In Peskin & Schroeder's QFT textbook, the following Fourier integral representation of Dirac delta function is given on page no. xxi.
$$\int d^4x \, \exp(ik\cdot x) = (2\pi)^4 \, \delta^{(4)}(k). $$
As Dirac delta function is an even function, I can write the following.
$$(2\pi)^4 \, \delta^{(4)}(-k) = \int d^4x \, \exp(-ik\cdot x) = (2\pi)^4 \, \delta^{(4)}(k). $$
Therefore, I conclude that $$\int d^4x \, \exp(ik\cdot x) = \int d^4x \, \exp(-ik\cdot x). \tag 1$$
The integrands are not equal to each other: $$\exp(ik\cdot x) \neq \exp(-ik\cdot x).$$
My Question
What does bar me from writing $\exp(ik\cdot x) = \exp(-ik\cdot x)$ from Eq. (1)? I don't think that I can use Fundamental Theorem of Calculus here to show that the integrands are equal. (If it is easier to understand in 1D, I would appreciate an answer for the 1D case as well.)
Barring obvious analytic issues of how to interpret $\int_{\mathbb R^4} e^{ik\cdot x}\,dx$, I think you may be trying to apply something like the following fact:
Fact.
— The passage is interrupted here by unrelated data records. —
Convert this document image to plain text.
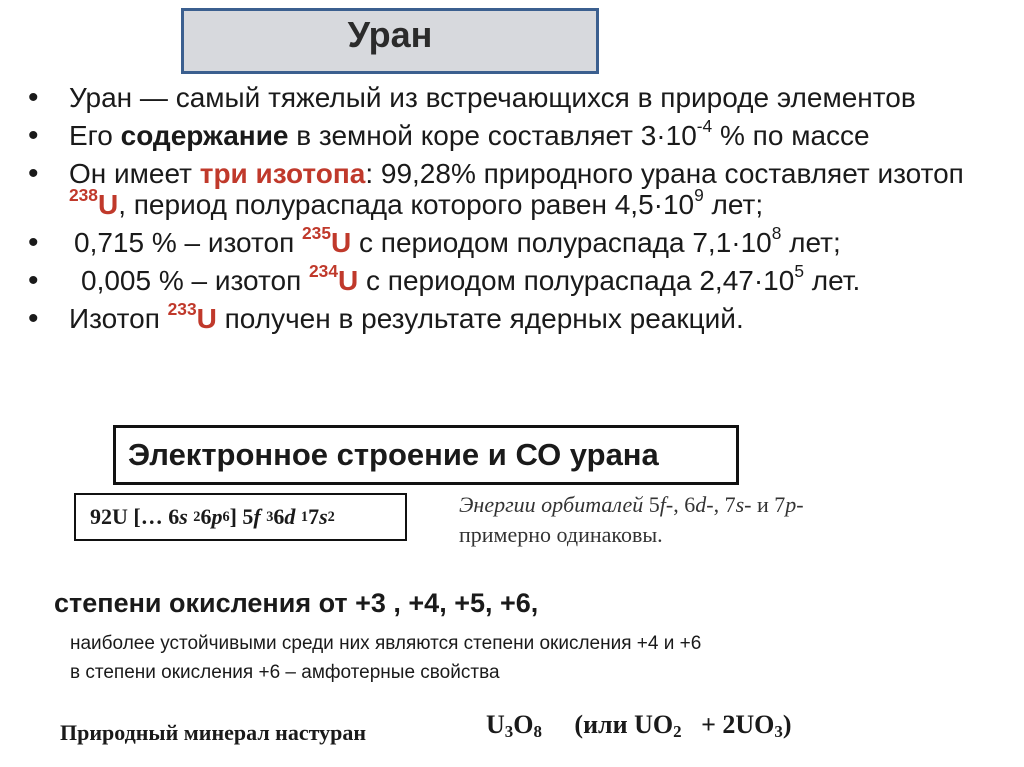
Уран
• Уран — самый тяжелый из встречающихся в природе элементов
• Его содержание в земной коре составляет $3\cdot 10^{-4}$ % по массе
• Он имеет три изотопа: 99,28% природного урана составляет изотоп $^{238}$U, период полураспада которого равен $4,5\cdot 10^9$ лет;
• 0,715 % – изотоп $^{235}$U с периодом полураспада $7,1\cdot 10^8$ лет;
• 0,005 % – изотоп $^{234}$U с периодом полураспада $2,47\cdot 10^5$ лет.
• Изотоп $^{233}$U получен в результате ядерных реакций.
Электронное строение и СО урана
92U [… 6 s
2 6 p 6 ] 5 f
3 6 d
1 7 s 2	Энергии орбиталей 5f-, 6d-, 7s- и 7p-
примерно одинаковы.
степени окисления от +3 , +4, +5, +6,
наиболее устойчивыми среди них являются степени окисления +4 и +6
в степени окисления +6 – амфотерные свойства
Природный минерал настуран	$U_3O_8$ (или $UO_2 + 2UO_3$)
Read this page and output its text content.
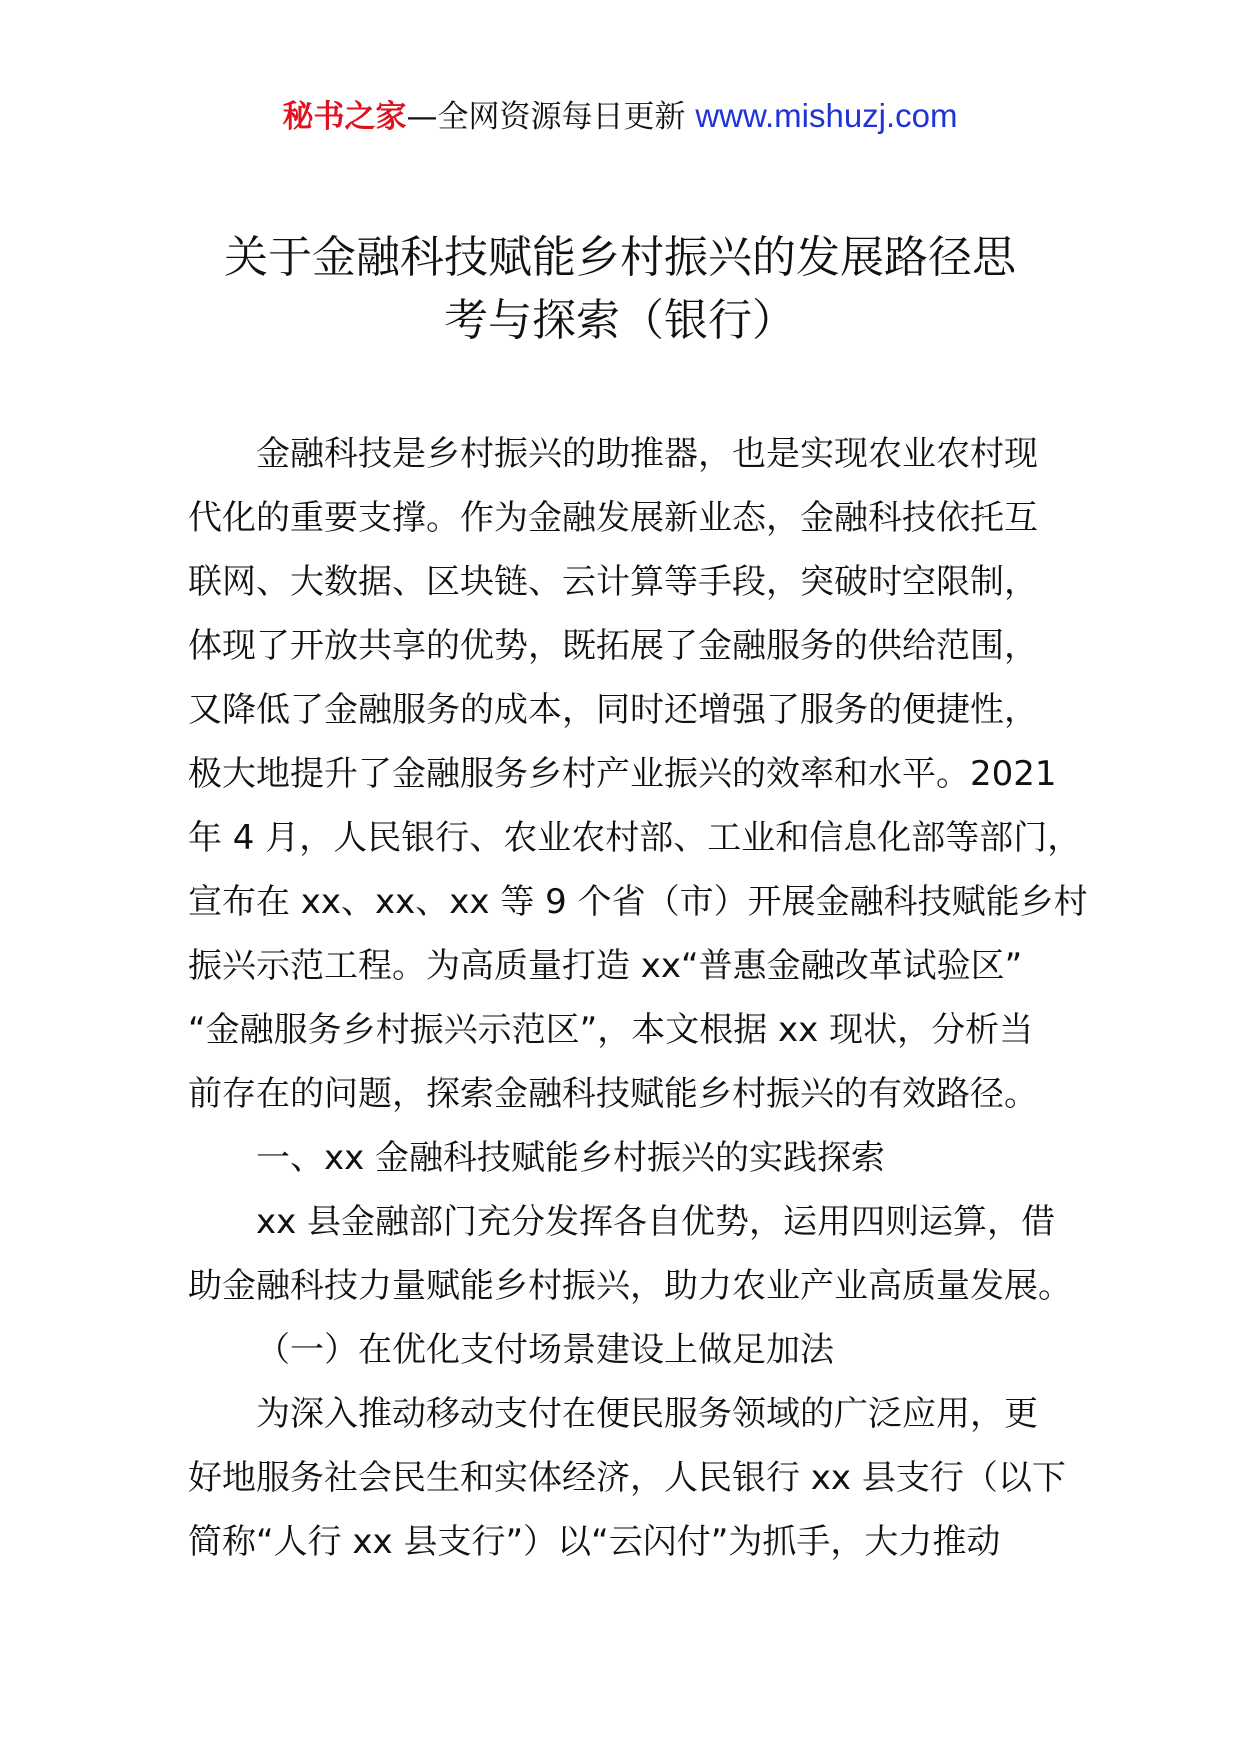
秘书之家—全网资源每日更新 www.mishuzj.com
关于金融科技赋能乡村振兴的发展路径思
考与探索（银行）
金融科技是乡村振兴的助推器，也是实现农业农村现
代化的重要支撑。作为金融发展新业态，金融科技依托互
联网、大数据、区块链、云计算等手段，突破时空限制，
体现了开放共享的优势，既拓展了金融服务的供给范围，
又降低了金融服务的成本，同时还增强了服务的便捷性，
极大地提升了金融服务乡村产业振兴的效率和水平。2021
年 4 月，人民银行、农业农村部、工业和信息化部等部门，
宣布在 xx、xx、xx 等 9 个省（市）开展金融科技赋能乡村
振兴示范工程。为高质量打造 xx“普惠金融改革试验区”
“金融服务乡村振兴示范区”，本文根据 xx 现状，分析当
前存在的问题，探索金融科技赋能乡村振兴的有效路径。
一、xx 金融科技赋能乡村振兴的实践探索
xx 县金融部门充分发挥各自优势，运用四则运算，借
助金融科技力量赋能乡村振兴，助力农业产业高质量发展。
（一）在优化支付场景建设上做足加法
为深入推动移动支付在便民服务领域的广泛应用，更
好地服务社会民生和实体经济，人民银行 xx 县支行（以下
简称“人行 xx 县支行”）以“云闪付”为抓手，大力推动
If $f(x)$ and $g(x)$ are integrable functions such that $\int_Af(x)\,dx = \int_Ag(x)\,dx$ for all measurable $A$, then $f(x) = g(x)$ almost everywhere.
But it looks like you are trying to conclude that $f(x) = g(x)$ when you only know $\int f(x)\,dx = \int g(x)\,dx$ (i.e. that the integrals over the whole space are equal). This is almost never true, even if $f(x)$ and $g(x)$ were non-negative.
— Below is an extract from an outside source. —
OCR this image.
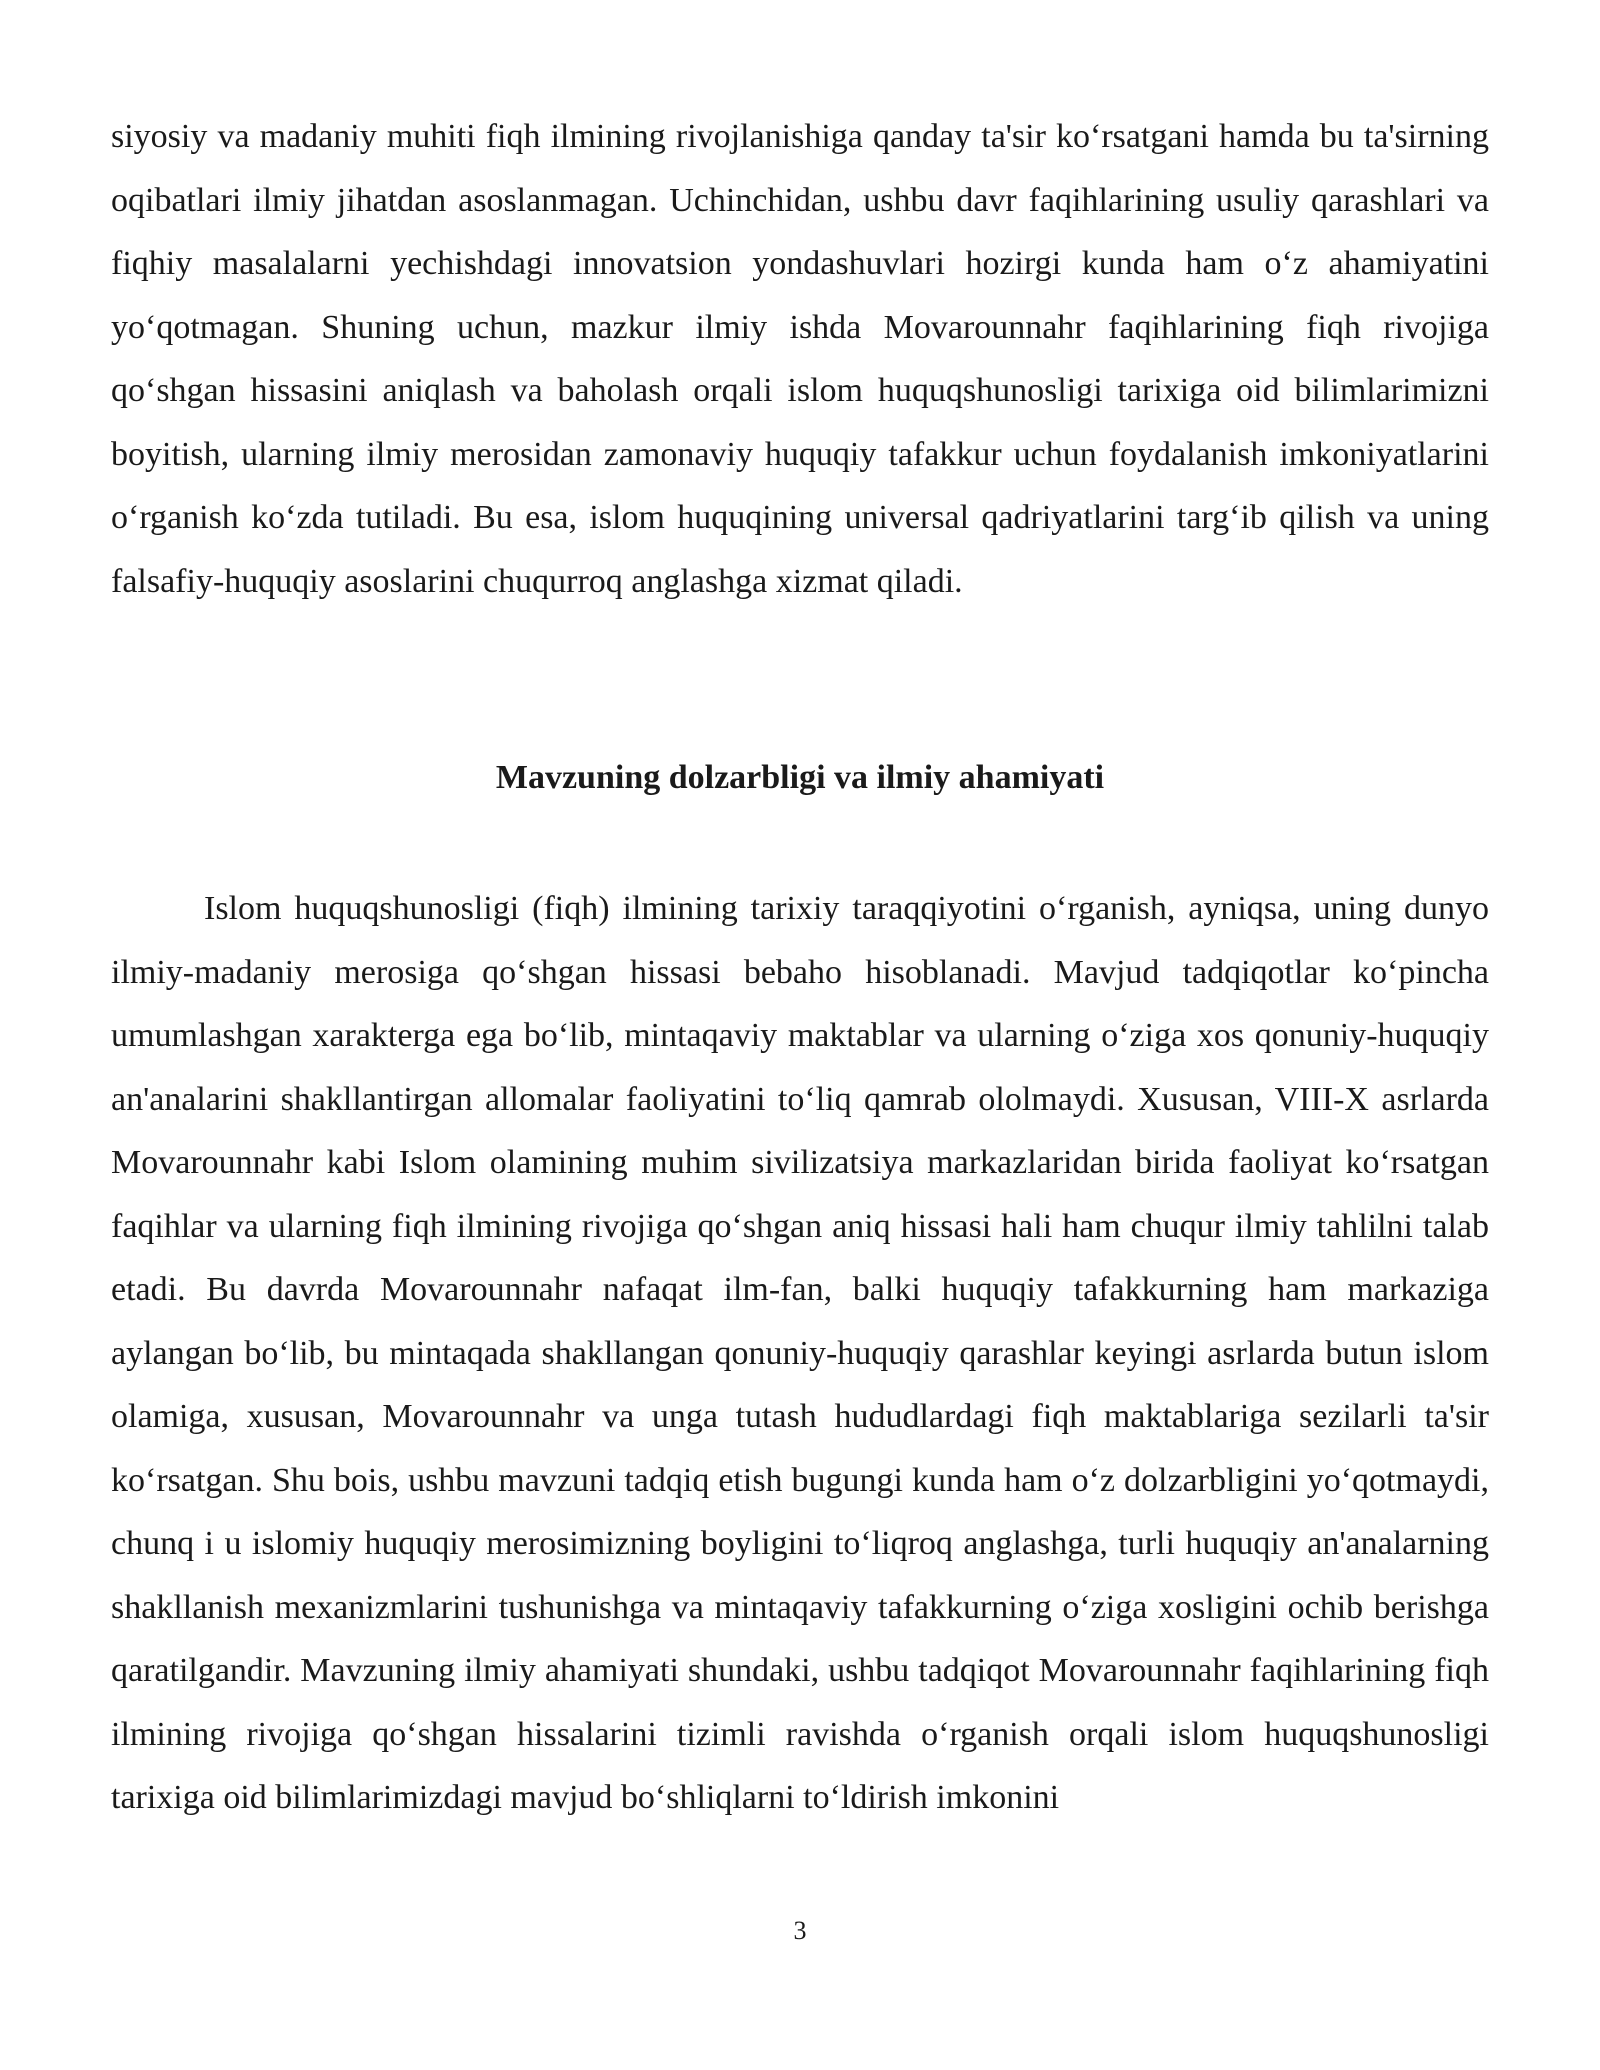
siyosiy va madaniy muhiti fiqh ilmining rivojlanishiga qanday ta'sir ko‘rsatgani hamda bu ta'sirning oqibatlari ilmiy jihatdan asoslanmagan. Uchinchidan, ushbu davr faqihlarining usuliy qarashlari va fiqhiy masalalarni yechishdagi innovatsion yondashuvlari hozirgi kunda ham o‘z ahamiyatini yo‘qotmagan. Shuning uchun, mazkur ilmiy ishda Movarounnahr faqihlarining fiqh rivojiga qo‘shgan hissasini aniqlash va baholash orqali islom huquqshunosligi tarixiga oid bilimlarimizni boyitish, ularning ilmiy merosidan zamonaviy huquqiy tafakkur uchun foydalanish imkoniyatlarini o‘rganish ko‘zda tutiladi. Bu esa, islom huquqining universal qadriyatlarini targ‘ib qilish va uning falsafiy-huquqiy asoslarini chuqurroq anglashga xizmat qiladi.

Mavzuning dolzarbligi va ilmiy ahamiyati

Islom huquqshunosligi (fiqh) ilmining tarixiy taraqqiyotini o‘rganish, ayniqsa, uning dunyo ilmiy-madaniy merosiga qo‘shgan hissasi bebaho hisoblanadi. Mavjud tadqiqotlar ko‘pincha umumlashgan xarakterga ega bo‘lib, mintaqaviy maktablar va ularning o‘ziga xos qonuniy-huquqiy an'analarini shakllantirgan allomalar faoliyatini to‘liq qamrab ololmaydi. Xususan, VIII-X asrlarda Movarounnahr kabi Islom olamining muhim sivilizatsiya markazlaridan birida faoliyat ko‘rsatgan faqihlar va ularning fiqh ilmining rivojiga qo‘shgan aniq hissasi hali ham chuqur ilmiy tahlilni talab etadi. Bu davrda Movarounnahr nafaqat ilm-fan, balki huquqiy tafakkurning ham markaziga aylangan bo‘lib, bu mintaqada shakllangan qonuniy-huquqiy qarashlar keyingi asrlarda butun islom olamiga, xususan, Movarounnahr va unga tutash hududlardagi fiqh maktablariga sezilarli ta'sir ko‘rsatgan. Shu bois, ushbu mavzuni tadqiq etish bugungi kunda ham o‘z dolzarbligini yo‘qotmaydi, chunq i u islomiy huquqiy merosimizning boyligini to‘liqroq anglashga, turli huquqiy an'analarning shakllanish mexanizmlarini tushunishga va mintaqaviy tafakkurning o‘ziga xosligini ochib berishga qaratilgandir. Mavzuning ilmiy ahamiyati shundaki, ushbu tadqiqot Movarounnahr faqihlarining fiqh ilmining rivojiga qo‘shgan hissalarini tizimli ravishda o‘rganish orqali islom huquqshunosligi tarixiga oid bilimlarimizdagi mavjud bo‘shliqlarni to‘ldirish imkonini

3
Or to put it in analogous terms with another more transparent example with fewer analytic subtleties, you know $\int_0^{2\pi} \sin(x)\,dx=\int_0^{2\pi}0\,dx$. What prevents you from concluding $\sin(x)=0$ for all $x\in[0,2\pi]$?
Added: A "(Lebesgue)-measurable set" is a technical term, referring to a member of the Lebesgue $\sigma$-algebra on $\mathbb R^n$. Amongst the measurable sets are all open sets, for example. Completely generally, a measurable set is one that can be well approximated by finite unions of open cubes in a certain precise sense. For this reason, I think it's useful intuition to think of a general measurable set as a finite union of open cubes, and then the fact boils down to verifying that $\int_Qf(x)\,dx = \int_Qg(x)\,dx$ for every open cube $Q$. There are many good resources to learn about measure theory. I would recommend Stein and Shakarchi Real Analysis.
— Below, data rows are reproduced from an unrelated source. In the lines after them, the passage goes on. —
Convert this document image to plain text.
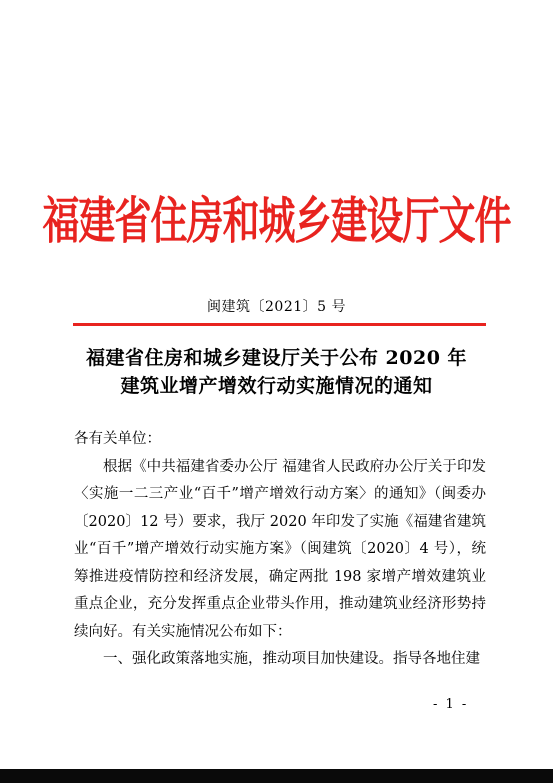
福建省住房和城乡建设厅文件
闽建筑〔2021〕5 号
福建省住房和城乡建设厅关于公布 2020 年
建筑业增产增效行动实施情况的通知
各有关单位：
根据《中共福建省委办公厅 福建省人民政府办公厅关于印发〈实施一二三产业“百千”增产增效行动方案〉的通知》（闽委办〔2020〕12 号）要求，我厅 2020 年印发了实施《福建省建筑业“百千”增产增效行动实施方案》（闽建筑〔2020〕4 号），统筹推进疫情防控和经济发展，确定两批 198 家增产增效建筑业重点企业，充分发挥重点企业带头作用，推动建筑业经济形势持续向好。有关实施情况公布如下：
一、强化政策落地实施，推动项目加快建设。指导各地住建
- 1 -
In analysis and in physics (I think in E&M I have seen this, though I am blanking on a concrete example right now), the main application of the fact I know is the following. Sometimes you have a function $f(x)$ you care about and you know $\int f(x)\phi(x)\,dx = 0$ for every smooth compactly supported $\phi(x)$ (often verified with an integration by parts/Stokes' theorem). Then the fact can be verified by approximating sets that are finite unions of cubes by sums of smooth compactly supported bump functions. So we can conclude that $f(x) = 0$.
The other area I know where the fact gets applied with some frequency is in probability theory, and specifically martingale theory and its applications. Briefly, in that context if you have a $\sigma$-algebra $\mathcal F$, an $\mathcal F$-measurable random variable $Z$ you suspect is the conditional expectation of another random variable $X$ with respect to $\mathcal F$, you can prove $Z = E[X\mid\mathcal F]$ by checking that $E[Z;A] = E[X;A]$ for every $A\in\mathcal F$. Relevant in this connection is Dynkin's $\pi$-$\lambda$ theorem which is a powerful method for establishing identities such as this.